Lorenzo’s oil is a 4:1 mixture of glyceryl-trioleate and glyceryl-trierucate, which normalizes plasma VLCFA levels in X-ALD patients within 4 weeks.²¹ While Lorenzo’s oil therapy does not alter the progression after the onset of cerebral disease, recent data suggest that it may significantly reduce the risk of developing cerebral disease.²² Carefully supervised Lorenzo’s oil therapy is recommended for asymptomatic boys with X-ALD who have a normal MRI result, particularly those who are younger than 8 years, and can now be provided as part of a research protocol. This must be combined with adrenal hormone replacement therapy as indicated and monitoring of brain MRI. Patients who show early evidence of cerebral involvement should be considered for hematopoietic stem cell transplantation (HSCT).²³ A placebo-controlled trial evaluating therapeutic efficacy of Lorenzo’s oil in patients with pure AMN is now in progress.

Hematopoietic stem cell transplantation has been shown to be of long-term benefit in the inflammatory cerebral forms of X-ALD.²⁴ Peters et al²³ have analyzed the outcome in 126 patients and found that this varied greatly with the severity of the process at the time of HSCT. An excellent outcome (92% 5-year survival) was achieved in boys in whom the involvement was still mild (performance IQ >80 and limited MRI abnormality).²³ For patients with more advanced disease, the mortality and quality of life outcomes were unfavorable and the procedure is not recommended. It is also not recommended for asymptomatic patients with normal MRI findings, because half of them may never develop the cerebral forms of X-ALD (it is not known whether HSCT benefits patients with pure AMN). The “window of opportunity” for HSCT is narrow. Half or more of the patients with cerebral forms who are diagnosed when they became symptomatic no longer meet the criteria for HSCT at diagnosis. Neurologically asymptomatic boys who are identified by screening at-risk relatives of known patients or those with idiopathic Addison disease have the best chance of benefiting from HSCT.

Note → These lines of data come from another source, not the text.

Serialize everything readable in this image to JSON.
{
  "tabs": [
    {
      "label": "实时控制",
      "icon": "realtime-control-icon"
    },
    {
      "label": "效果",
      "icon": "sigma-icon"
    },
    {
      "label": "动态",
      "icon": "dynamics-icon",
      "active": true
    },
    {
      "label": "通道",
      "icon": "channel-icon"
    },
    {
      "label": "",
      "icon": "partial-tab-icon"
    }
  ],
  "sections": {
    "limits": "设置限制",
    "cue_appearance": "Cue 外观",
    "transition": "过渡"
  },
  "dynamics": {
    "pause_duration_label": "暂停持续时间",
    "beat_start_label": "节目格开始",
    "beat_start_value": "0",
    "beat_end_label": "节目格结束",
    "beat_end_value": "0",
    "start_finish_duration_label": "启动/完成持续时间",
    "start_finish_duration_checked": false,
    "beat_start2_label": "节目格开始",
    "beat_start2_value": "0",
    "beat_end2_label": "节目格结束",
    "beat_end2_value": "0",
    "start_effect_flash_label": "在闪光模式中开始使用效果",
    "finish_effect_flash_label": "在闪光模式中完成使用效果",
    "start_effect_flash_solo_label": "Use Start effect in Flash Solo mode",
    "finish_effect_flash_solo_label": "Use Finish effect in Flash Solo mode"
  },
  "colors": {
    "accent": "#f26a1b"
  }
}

In the absence of a definitive treatment strategy, timely identification of carriers and genetic counseling are imperative. Women heterozygous for X-ALD can be identified accurately by mutation analysis or pedigree analysis (daughters of X-ALD men are obligate heterozygotes). Studies of chorion villus sampling or amniocentesis permit accurate prenatal identification of affected male fetuses. Preimplantation diagnosis of X-ALD is now available and offers an important new alternative for women who are carriers.

Unlike many other inherited metabolic disorders, X-ALD does not compromise cognitive development²⁵ ; hence, appropriate management improves the chances of a meaningful and productive life. This, combined with the severity of the untreated illness, the encouraging effects of therapy applied in the early stages, and its relatively high incidence,⁹ provides compelling rationale for neonatal screening. Methods to accomplish this are now under investigation and are likely to become available. New methods of therapy, such as gene therapy and new pharmacological approaches, are being developed and some are being tested in animal models. Neonatal screening will make it possible to provide therapies to all patients before their nervous system has been damaged. Advances in therapy and prevention are taking place concurrently and will lessen the burden of this devastating disorder.